Teams originally had to be within about 30 mi to receive the FM signal for WLFM. The radio station changed to internet broadcast and the first internet-only contest was held in 2006.

The 50th annual contest was held in 2015 and it featured teams as far away as Sweden. The question difficulty had grown significantly because the teams could quickly find answers to simple questions using Google and the internet. Several Head Masters and deRosset returned for the contest. The contest had amassed over 18,000 questions in 2450 hours of competition by the end of the 2014 contest. The 50th contest featured one question per hour taken from a previous contest.
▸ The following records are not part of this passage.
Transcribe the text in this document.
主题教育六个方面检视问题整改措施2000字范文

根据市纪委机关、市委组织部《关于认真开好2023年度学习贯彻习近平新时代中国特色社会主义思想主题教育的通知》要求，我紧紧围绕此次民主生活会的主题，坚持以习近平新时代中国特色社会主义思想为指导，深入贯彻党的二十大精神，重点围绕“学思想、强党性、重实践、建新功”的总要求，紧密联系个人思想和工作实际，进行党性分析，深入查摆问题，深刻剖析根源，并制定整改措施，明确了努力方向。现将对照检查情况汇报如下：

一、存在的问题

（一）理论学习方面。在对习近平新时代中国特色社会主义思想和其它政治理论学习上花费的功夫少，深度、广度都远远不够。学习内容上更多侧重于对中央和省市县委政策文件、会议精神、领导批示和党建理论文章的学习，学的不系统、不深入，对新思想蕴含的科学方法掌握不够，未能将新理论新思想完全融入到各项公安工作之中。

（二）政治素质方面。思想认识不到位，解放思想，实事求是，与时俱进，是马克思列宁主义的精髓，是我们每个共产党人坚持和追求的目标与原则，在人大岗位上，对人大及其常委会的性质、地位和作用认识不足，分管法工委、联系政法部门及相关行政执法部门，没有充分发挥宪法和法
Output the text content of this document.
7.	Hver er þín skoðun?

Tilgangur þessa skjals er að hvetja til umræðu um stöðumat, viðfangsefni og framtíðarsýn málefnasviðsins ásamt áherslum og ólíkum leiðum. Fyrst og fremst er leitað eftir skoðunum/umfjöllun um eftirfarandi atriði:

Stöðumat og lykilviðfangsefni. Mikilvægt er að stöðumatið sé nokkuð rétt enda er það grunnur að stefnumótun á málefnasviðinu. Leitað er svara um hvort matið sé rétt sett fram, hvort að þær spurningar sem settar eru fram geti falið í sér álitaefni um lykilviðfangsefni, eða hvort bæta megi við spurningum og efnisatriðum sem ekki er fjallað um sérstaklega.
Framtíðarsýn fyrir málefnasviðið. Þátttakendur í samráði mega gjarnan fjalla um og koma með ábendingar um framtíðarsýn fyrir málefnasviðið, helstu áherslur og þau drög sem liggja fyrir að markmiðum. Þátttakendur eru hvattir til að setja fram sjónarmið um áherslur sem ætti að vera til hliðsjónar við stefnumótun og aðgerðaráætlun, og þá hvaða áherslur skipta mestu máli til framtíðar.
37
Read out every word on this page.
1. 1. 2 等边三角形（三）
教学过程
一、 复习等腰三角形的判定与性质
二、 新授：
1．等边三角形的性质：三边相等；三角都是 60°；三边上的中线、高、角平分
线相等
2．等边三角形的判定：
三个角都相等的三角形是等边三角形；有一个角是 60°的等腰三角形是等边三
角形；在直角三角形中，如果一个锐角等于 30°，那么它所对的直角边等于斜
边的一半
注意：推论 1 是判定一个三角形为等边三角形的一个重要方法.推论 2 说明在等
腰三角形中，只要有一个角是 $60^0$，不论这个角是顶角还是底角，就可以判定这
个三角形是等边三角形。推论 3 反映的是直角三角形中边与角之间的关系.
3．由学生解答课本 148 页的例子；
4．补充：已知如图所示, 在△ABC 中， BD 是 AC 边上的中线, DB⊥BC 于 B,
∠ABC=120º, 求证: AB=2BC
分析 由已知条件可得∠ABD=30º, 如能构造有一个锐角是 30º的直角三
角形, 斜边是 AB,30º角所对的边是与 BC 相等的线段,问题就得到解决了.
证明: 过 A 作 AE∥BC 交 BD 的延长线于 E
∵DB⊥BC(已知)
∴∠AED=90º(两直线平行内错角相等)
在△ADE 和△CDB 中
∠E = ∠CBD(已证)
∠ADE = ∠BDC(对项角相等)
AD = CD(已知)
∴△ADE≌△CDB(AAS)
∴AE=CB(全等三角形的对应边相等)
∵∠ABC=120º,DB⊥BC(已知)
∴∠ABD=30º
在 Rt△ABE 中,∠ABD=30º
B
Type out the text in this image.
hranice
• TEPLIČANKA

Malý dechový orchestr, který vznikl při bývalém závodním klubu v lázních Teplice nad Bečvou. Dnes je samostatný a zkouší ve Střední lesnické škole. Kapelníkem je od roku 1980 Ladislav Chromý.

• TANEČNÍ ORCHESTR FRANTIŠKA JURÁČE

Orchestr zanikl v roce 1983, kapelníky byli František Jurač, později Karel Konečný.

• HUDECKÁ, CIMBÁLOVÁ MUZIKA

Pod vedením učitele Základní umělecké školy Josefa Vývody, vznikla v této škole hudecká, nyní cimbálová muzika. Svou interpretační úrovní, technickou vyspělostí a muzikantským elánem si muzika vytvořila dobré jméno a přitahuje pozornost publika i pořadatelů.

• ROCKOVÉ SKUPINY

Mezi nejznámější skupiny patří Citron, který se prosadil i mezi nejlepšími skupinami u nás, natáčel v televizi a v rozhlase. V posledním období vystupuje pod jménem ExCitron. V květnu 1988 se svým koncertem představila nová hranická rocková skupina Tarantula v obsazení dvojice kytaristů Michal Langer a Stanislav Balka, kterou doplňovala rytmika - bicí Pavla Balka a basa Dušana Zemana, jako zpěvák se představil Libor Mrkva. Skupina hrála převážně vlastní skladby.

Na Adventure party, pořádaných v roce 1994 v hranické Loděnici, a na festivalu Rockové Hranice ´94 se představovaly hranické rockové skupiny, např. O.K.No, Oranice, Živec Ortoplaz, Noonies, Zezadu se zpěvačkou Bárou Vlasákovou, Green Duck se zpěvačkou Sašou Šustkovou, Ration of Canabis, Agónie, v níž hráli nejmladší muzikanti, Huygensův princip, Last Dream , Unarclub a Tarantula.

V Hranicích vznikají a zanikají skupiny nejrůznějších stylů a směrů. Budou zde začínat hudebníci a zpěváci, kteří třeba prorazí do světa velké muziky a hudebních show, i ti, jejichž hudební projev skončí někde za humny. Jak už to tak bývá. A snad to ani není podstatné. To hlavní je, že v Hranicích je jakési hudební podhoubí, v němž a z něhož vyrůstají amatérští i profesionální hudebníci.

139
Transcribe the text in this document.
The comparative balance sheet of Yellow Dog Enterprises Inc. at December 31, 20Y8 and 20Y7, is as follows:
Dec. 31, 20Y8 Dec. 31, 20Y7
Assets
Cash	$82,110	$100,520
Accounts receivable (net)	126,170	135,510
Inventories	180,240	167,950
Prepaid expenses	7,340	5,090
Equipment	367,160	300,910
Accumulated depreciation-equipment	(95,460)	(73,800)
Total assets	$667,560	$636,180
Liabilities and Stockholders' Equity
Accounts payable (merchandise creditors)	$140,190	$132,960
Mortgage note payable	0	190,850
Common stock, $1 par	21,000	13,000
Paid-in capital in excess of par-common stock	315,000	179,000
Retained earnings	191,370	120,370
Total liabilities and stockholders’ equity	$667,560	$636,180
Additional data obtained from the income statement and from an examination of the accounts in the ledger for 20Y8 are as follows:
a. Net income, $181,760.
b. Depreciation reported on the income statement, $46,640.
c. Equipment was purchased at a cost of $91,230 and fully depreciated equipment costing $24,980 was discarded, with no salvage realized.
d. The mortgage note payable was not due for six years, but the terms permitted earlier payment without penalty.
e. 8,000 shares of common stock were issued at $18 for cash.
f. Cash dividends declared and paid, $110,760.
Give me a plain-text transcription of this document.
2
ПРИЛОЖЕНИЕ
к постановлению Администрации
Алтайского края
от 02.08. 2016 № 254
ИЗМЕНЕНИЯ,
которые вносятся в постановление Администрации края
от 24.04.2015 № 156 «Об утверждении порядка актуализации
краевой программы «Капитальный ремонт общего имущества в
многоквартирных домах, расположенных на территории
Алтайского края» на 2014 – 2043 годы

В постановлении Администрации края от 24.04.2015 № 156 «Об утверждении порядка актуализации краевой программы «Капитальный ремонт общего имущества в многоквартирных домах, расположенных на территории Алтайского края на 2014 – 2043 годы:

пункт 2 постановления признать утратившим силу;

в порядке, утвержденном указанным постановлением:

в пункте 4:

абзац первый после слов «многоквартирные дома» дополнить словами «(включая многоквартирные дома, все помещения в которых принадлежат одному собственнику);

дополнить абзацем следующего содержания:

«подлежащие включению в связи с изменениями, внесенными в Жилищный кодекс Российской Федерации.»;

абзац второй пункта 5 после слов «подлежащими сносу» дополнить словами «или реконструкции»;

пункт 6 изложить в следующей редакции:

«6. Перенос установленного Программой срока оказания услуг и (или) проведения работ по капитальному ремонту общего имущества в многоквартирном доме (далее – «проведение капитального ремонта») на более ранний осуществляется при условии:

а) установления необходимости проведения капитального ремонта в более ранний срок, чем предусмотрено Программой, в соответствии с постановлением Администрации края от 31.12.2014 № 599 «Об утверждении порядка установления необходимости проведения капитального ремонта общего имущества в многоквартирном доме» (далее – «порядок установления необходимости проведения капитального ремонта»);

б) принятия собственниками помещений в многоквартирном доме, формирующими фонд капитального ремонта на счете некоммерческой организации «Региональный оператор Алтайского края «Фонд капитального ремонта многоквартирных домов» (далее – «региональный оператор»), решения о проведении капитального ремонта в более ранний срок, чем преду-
The 56th annual contest was held in 2021, and was held virtually instead of on WLFM radio as a response to the COVID-19 pandemic. The contest was streamed via Twitch. Contestants submitted results via a Discord phone answering system as well as a Google form instead of solely via telephone. This method continued to be used for the 57th contest.

The 58th annual contest was held in 2023 and saw the erection of the "Trivia Flag" on the cupola of Lawrence University's Main Hall, an ode to the year's theme: pirates.

==References in popular media==
The Lawrence trivia contest has been written about in Playboy, USA Today, The Chronicle of Higher Education, the Chicago Tribune, Washington Post, The New York Times, and most of the newspapers in Wisconsin. The 1984 Head Trivia Master, John Landis, '84, appeared on ABC's "Good Morning America." Paul Harvey asked a question in the 1978 contest: "I’m Paul Harvey. Now, for five trivia points where is the International Armadillo Confab and Exposition held? Gooooood Day!" The answer was Victoria, Texas.